Stadion in Klagenfurt könnte so bleiben:
Votum über Rückbau wird im August fallen
- 32.000 Sitzplätze ursprünglich nur für EURO gedacht
- Reduzierung auf 18.000 statt auf 12.000 nun denkbar

Noch im August soll entschieden werden, ob das Klagenfurter Fußballstadion, das für die EURO 2008 mit 32.000 Sitzplätzen errichtet wurde, rückgebaut werden soll. Das kündigte Klagenfurts Bürgermeister Harald Scheucher (V) in einer Pressekonferenz an. Zur Auswahl stünden mehrere Varianten.

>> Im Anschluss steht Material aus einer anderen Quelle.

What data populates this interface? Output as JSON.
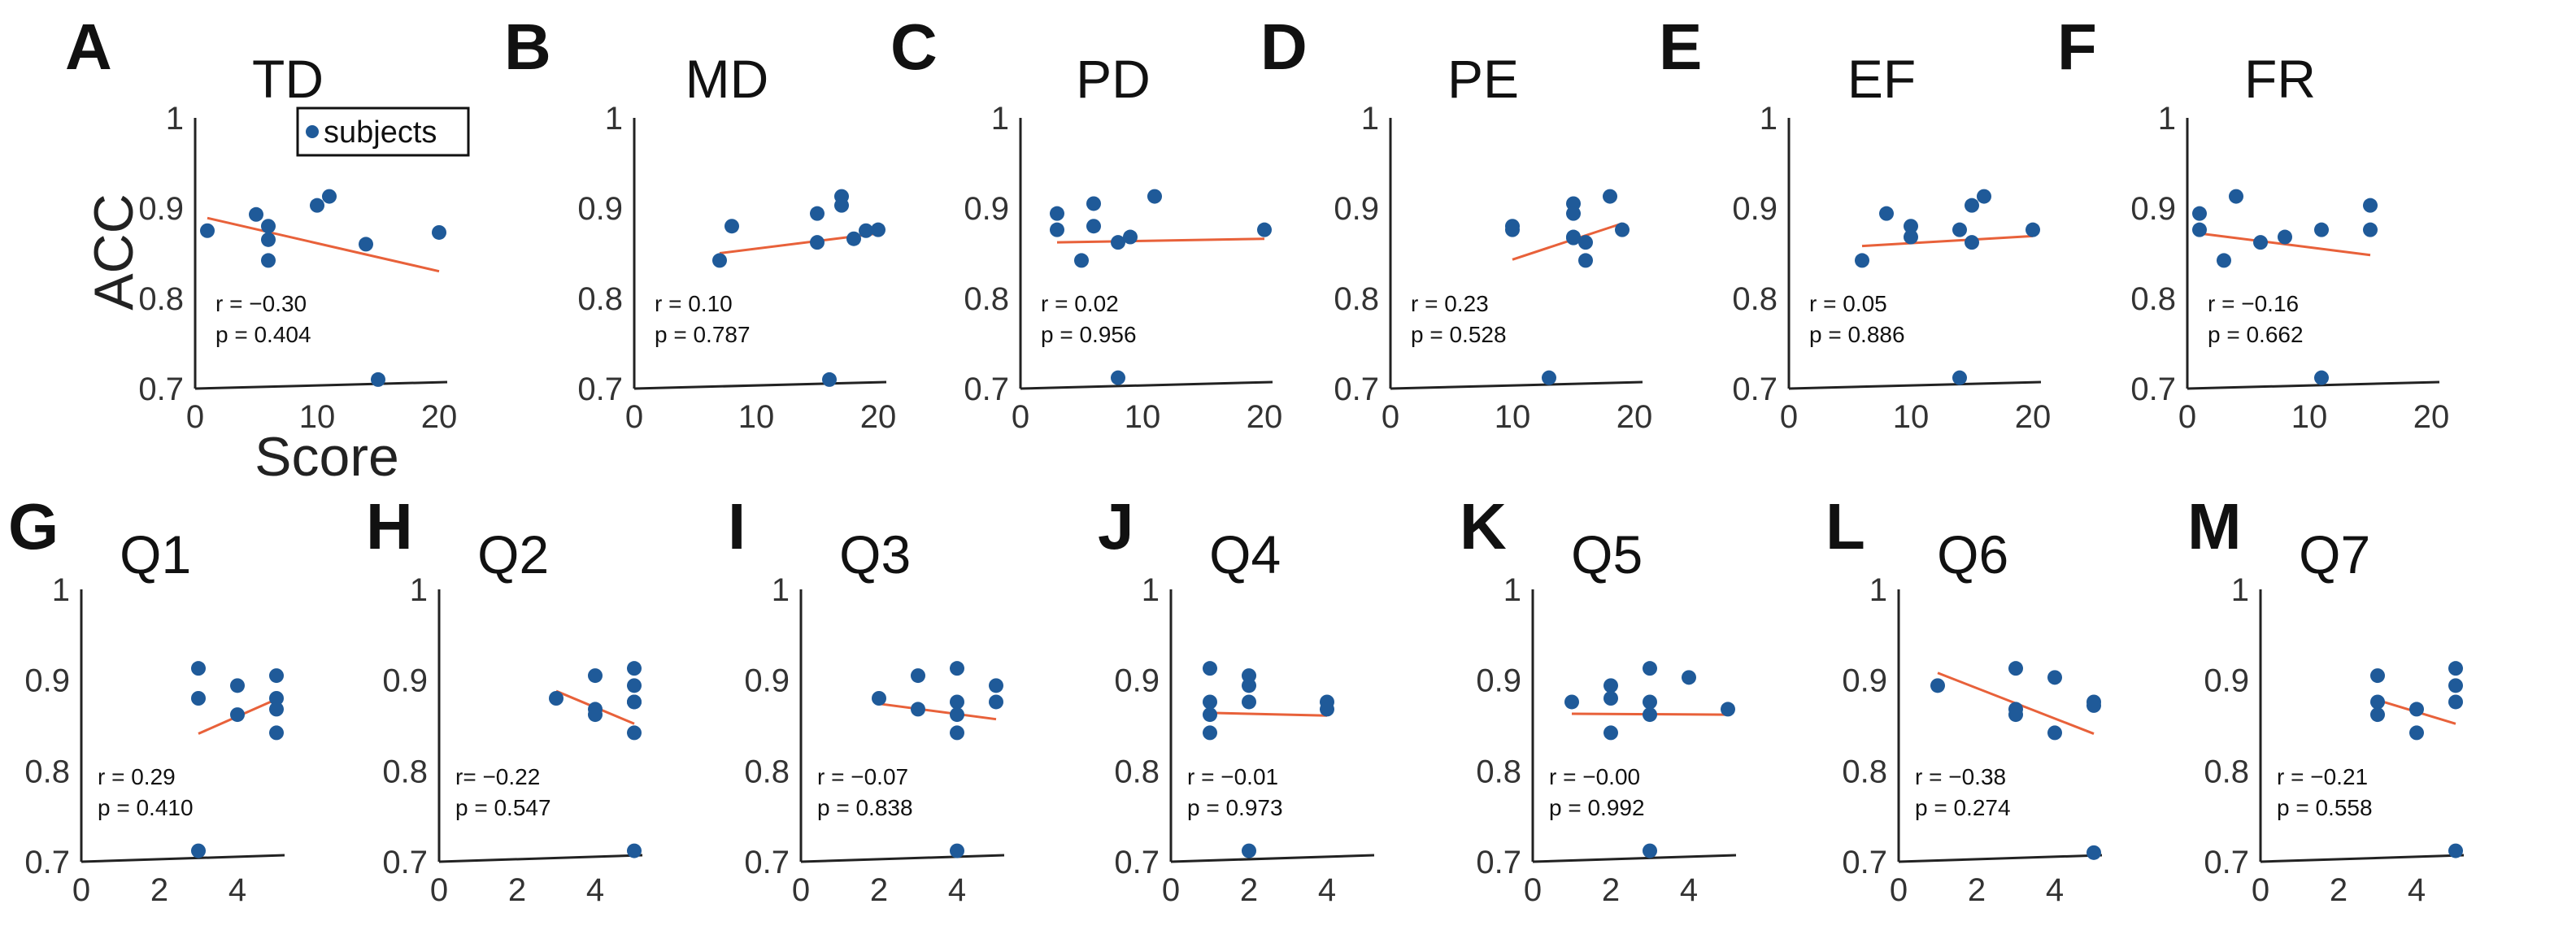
{
  "chart_data": [
    {
      "label": "A",
      "title": "TD",
      "type": "scatter",
      "xlim": [
        0,
        20
      ],
      "xticks": [
        0,
        10,
        20
      ],
      "ylim": [
        0.7,
        1
      ],
      "yticks": [
        0.7,
        0.8,
        0.9,
        1
      ],
      "x": [
        1,
        5,
        6,
        6,
        6,
        10,
        11,
        14,
        15,
        20
      ],
      "y": [
        0.875,
        0.893,
        0.88,
        0.865,
        0.842,
        0.903,
        0.913,
        0.86,
        0.71,
        0.873
      ],
      "fit": {
        "x": [
          1,
          20
        ],
        "y": [
          0.889,
          0.83
        ]
      },
      "r": "r = −0.30",
      "p": "p = 0.404"
    },
    {
      "label": "B",
      "title": "MD",
      "type": "scatter",
      "xlim": [
        0,
        20
      ],
      "xticks": [
        0,
        10,
        20
      ],
      "ylim": [
        0.7,
        1
      ],
      "yticks": [
        0.7,
        0.8,
        0.9,
        1
      ],
      "x": [
        7,
        8,
        15,
        15,
        16,
        17,
        17,
        18,
        19,
        20
      ],
      "y": [
        0.842,
        0.88,
        0.894,
        0.862,
        0.71,
        0.913,
        0.903,
        0.866,
        0.875,
        0.876
      ],
      "fit": {
        "x": [
          7,
          20
        ],
        "y": [
          0.85,
          0.872
        ]
      },
      "r": "r = 0.10",
      "p": "p = 0.787"
    },
    {
      "label": "C",
      "title": "PD",
      "type": "scatter",
      "xlim": [
        0,
        20
      ],
      "xticks": [
        0,
        10,
        20
      ],
      "ylim": [
        0.7,
        1
      ],
      "yticks": [
        0.7,
        0.8,
        0.9,
        1
      ],
      "x": [
        3,
        3,
        5,
        6,
        6,
        8,
        8,
        9,
        11,
        20
      ],
      "y": [
        0.894,
        0.876,
        0.842,
        0.905,
        0.88,
        0.862,
        0.712,
        0.868,
        0.913,
        0.876
      ],
      "fit": {
        "x": [
          3,
          20
        ],
        "y": [
          0.862,
          0.866
        ]
      },
      "r": "r = 0.02",
      "p": "p = 0.956"
    },
    {
      "label": "D",
      "title": "PE",
      "type": "scatter",
      "xlim": [
        0,
        20
      ],
      "xticks": [
        0,
        10,
        20
      ],
      "ylim": [
        0.7,
        1
      ],
      "yticks": [
        0.7,
        0.8,
        0.9,
        1
      ],
      "x": [
        10,
        10,
        13,
        15,
        15,
        15,
        15,
        16,
        16,
        18,
        19
      ],
      "y": [
        0.88,
        0.876,
        0.712,
        0.905,
        0.894,
        0.868,
        0.867,
        0.862,
        0.842,
        0.913,
        0.876
      ],
      "fit": {
        "x": [
          10,
          19
        ],
        "y": [
          0.843,
          0.883
        ]
      },
      "r": "r = 0.23",
      "p": "p = 0.528"
    },
    {
      "label": "E",
      "title": "EF",
      "type": "scatter",
      "xlim": [
        0,
        20
      ],
      "xticks": [
        0,
        10,
        20
      ],
      "ylim": [
        0.7,
        1
      ],
      "yticks": [
        0.7,
        0.8,
        0.9,
        1
      ],
      "x": [
        6,
        8,
        10,
        10,
        14,
        14,
        15,
        15,
        16,
        20
      ],
      "y": [
        0.842,
        0.894,
        0.88,
        0.868,
        0.712,
        0.876,
        0.903,
        0.862,
        0.913,
        0.876
      ],
      "fit": {
        "x": [
          6,
          20
        ],
        "y": [
          0.858,
          0.869
        ]
      },
      "r": "r = 0.05",
      "p": "p = 0.886"
    },
    {
      "label": "F",
      "title": "FR",
      "type": "scatter",
      "xlim": [
        0,
        20
      ],
      "xticks": [
        0,
        10,
        20
      ],
      "ylim": [
        0.7,
        1
      ],
      "yticks": [
        0.7,
        0.8,
        0.9,
        1
      ],
      "x": [
        1,
        1,
        3,
        4,
        6,
        8,
        11,
        11,
        15,
        15
      ],
      "y": [
        0.894,
        0.876,
        0.842,
        0.913,
        0.862,
        0.868,
        0.876,
        0.712,
        0.903,
        0.876
      ],
      "fit": {
        "x": [
          1,
          15
        ],
        "y": [
          0.872,
          0.848
        ]
      },
      "r": "r = −0.16",
      "p": "p = 0.662"
    },
    {
      "label": "G",
      "title": "Q1",
      "type": "scatter",
      "xlim": [
        0,
        5
      ],
      "xticks": [
        0,
        2,
        4
      ],
      "ylim": [
        0.7,
        1
      ],
      "yticks": [
        0.7,
        0.8,
        0.9,
        1
      ],
      "x": [
        3,
        3,
        3,
        4,
        4,
        5,
        5,
        5,
        5
      ],
      "y": [
        0.913,
        0.88,
        0.712,
        0.894,
        0.862,
        0.905,
        0.88,
        0.868,
        0.842
      ],
      "fit": {
        "x": [
          3,
          5
        ],
        "y": [
          0.841,
          0.879
        ]
      },
      "r": "r = 0.29",
      "p": "p = 0.410"
    },
    {
      "label": "H",
      "title": "Q2",
      "type": "scatter",
      "xlim": [
        0,
        5
      ],
      "xticks": [
        0,
        2,
        4
      ],
      "ylim": [
        0.7,
        1
      ],
      "yticks": [
        0.7,
        0.8,
        0.9,
        1
      ],
      "x": [
        3,
        4,
        4,
        4,
        5,
        5,
        5,
        5,
        5,
        5
      ],
      "y": [
        0.88,
        0.905,
        0.868,
        0.862,
        0.913,
        0.894,
        0.876,
        0.842,
        0.712,
        0.876
      ],
      "fit": {
        "x": [
          3,
          5
        ],
        "y": [
          0.888,
          0.852
        ]
      },
      "r": "r= −0.22",
      "p": "p = 0.547"
    },
    {
      "label": "I",
      "title": "Q3",
      "type": "scatter",
      "xlim": [
        0,
        5
      ],
      "xticks": [
        0,
        2,
        4
      ],
      "ylim": [
        0.7,
        1
      ],
      "yticks": [
        0.7,
        0.8,
        0.9,
        1
      ],
      "x": [
        2,
        3,
        3,
        4,
        4,
        4,
        4,
        4,
        5,
        5
      ],
      "y": [
        0.88,
        0.905,
        0.868,
        0.913,
        0.876,
        0.862,
        0.842,
        0.712,
        0.894,
        0.876
      ],
      "fit": {
        "x": [
          2,
          5
        ],
        "y": [
          0.874,
          0.857
        ]
      },
      "r": "r = −0.07",
      "p": "p = 0.838"
    },
    {
      "label": "J",
      "title": "Q4",
      "type": "scatter",
      "xlim": [
        0,
        5
      ],
      "xticks": [
        0,
        2,
        4
      ],
      "ylim": [
        0.7,
        1
      ],
      "yticks": [
        0.7,
        0.8,
        0.9,
        1
      ],
      "x": [
        1,
        1,
        1,
        1,
        2,
        2,
        2,
        2,
        4,
        4
      ],
      "y": [
        0.913,
        0.876,
        0.862,
        0.842,
        0.905,
        0.894,
        0.876,
        0.712,
        0.876,
        0.868
      ],
      "fit": {
        "x": [
          1,
          4
        ],
        "y": [
          0.864,
          0.861
        ]
      },
      "r": "r = −0.01",
      "p": "p = 0.973"
    },
    {
      "label": "K",
      "title": "Q5",
      "type": "scatter",
      "xlim": [
        0,
        5
      ],
      "xticks": [
        0,
        2,
        4
      ],
      "ylim": [
        0.7,
        1
      ],
      "yticks": [
        0.7,
        0.8,
        0.9,
        1
      ],
      "x": [
        1,
        2,
        2,
        2,
        3,
        3,
        3,
        3,
        4,
        5
      ],
      "y": [
        0.876,
        0.894,
        0.88,
        0.842,
        0.913,
        0.876,
        0.862,
        0.712,
        0.903,
        0.868
      ],
      "fit": {
        "x": [
          1,
          5
        ],
        "y": [
          0.863,
          0.862
        ]
      },
      "r": "r = −0.00",
      "p": "p = 0.992"
    },
    {
      "label": "L",
      "title": "Q6",
      "type": "scatter",
      "xlim": [
        0,
        5
      ],
      "xticks": [
        0,
        2,
        4
      ],
      "ylim": [
        0.7,
        1
      ],
      "yticks": [
        0.7,
        0.8,
        0.9,
        1
      ],
      "x": [
        1,
        3,
        3,
        3,
        4,
        4,
        5,
        5,
        5
      ],
      "y": [
        0.894,
        0.913,
        0.868,
        0.862,
        0.903,
        0.842,
        0.876,
        0.872,
        0.71
      ],
      "fit": {
        "x": [
          1,
          5
        ],
        "y": [
          0.908,
          0.841
        ]
      },
      "r": "r = −0.38",
      "p": "p = 0.274"
    },
    {
      "label": "M",
      "title": "Q7",
      "type": "scatter",
      "xlim": [
        0,
        5
      ],
      "xticks": [
        0,
        2,
        4
      ],
      "ylim": [
        0.7,
        1
      ],
      "yticks": [
        0.7,
        0.8,
        0.9,
        1
      ],
      "x": [
        3,
        3,
        3,
        4,
        4,
        5,
        5,
        5,
        5
      ],
      "y": [
        0.905,
        0.876,
        0.862,
        0.868,
        0.842,
        0.913,
        0.894,
        0.876,
        0.712
      ],
      "fit": {
        "x": [
          3,
          5
        ],
        "y": [
          0.878,
          0.852
        ]
      },
      "r": "r = −0.21",
      "p": "p = 0.558"
    }
  ],
  "axis_labels": {
    "ylabel": "ACC",
    "xlabel": "Score"
  },
  "legend": {
    "label": "subjects"
  },
  "colors": {
    "points": "#1f5a99",
    "fit": "#e8613a",
    "axis": "#222222"
  }
}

Vor dem Bau des Stadions war man von einem Rückbau auf 12.000 Sitze ausgegangen, die Kosten von rund 15 Mio. Euro würde der Bund tragen. Nun sollen Architekt und Baufirma bis 14. August mehrere Konzepte vorlegen. Scheucher will ein architektonisches Konzept auch für eine Reduzierung auf 18.000 Sitze inklusive Kostenaufstellung für Erhaltung und Instandsetzung. Außerdem soll ausgerechnet werden, welche Kosten auf die Stadt zukämen, falls man das Stadion in seiner jetzigen Form beließe.
Bürgermeister präferiert 18.000 Plätze
"Aufgrund dieser Unterlagen werden wir uns dann für eine Variante entscheiden", erklärte Scheucher. Er persönlich präferiert den Rückbau auf 18.000 Sitze. Unabhängig von der künftigen Größe des Stadions stehen für die Stadt aber bereits zwei Dinge fest. Die Arena wird in erster Linie für Fußballspiele genutzt werden. "Konzerte und andere Veranstaltungen werden die Ausnahme bleiben, wir haben aufgrund der Bundesliga-Termine nur ein Zeitfenster von maximal sechs Wochen", stellte der Bürgermeister klar. Und das Stadion werde in jedem Fall einen jährlichen Abgang von 500.000 bis 700.000 Euro produzieren, so der Geschäftsführer des Sportparks Wörthersee, Manfred Pock.
Man rechnet mit jährlichen Ausgaben von einer bis 1,2 Mio. Euro. Durch Vermietungen von Büros und Werbeflächen, die Einnahmen aus dem Ligasport und verschiedenen Veranstaltungen im VIP-Bereich könnten pro Jahr etwa 500.000 bis 700.000 Euro hereinkommen, rechnete Pock vor. Die Differenz in etwa derselben Höhe werde die Stadt tragen müssen. Scheucher kündigte an, Verhandlungen mit dem Land aufnehmen zu wollen, damit ein Teil davon aus dem Landesbudget abgedeckt werde.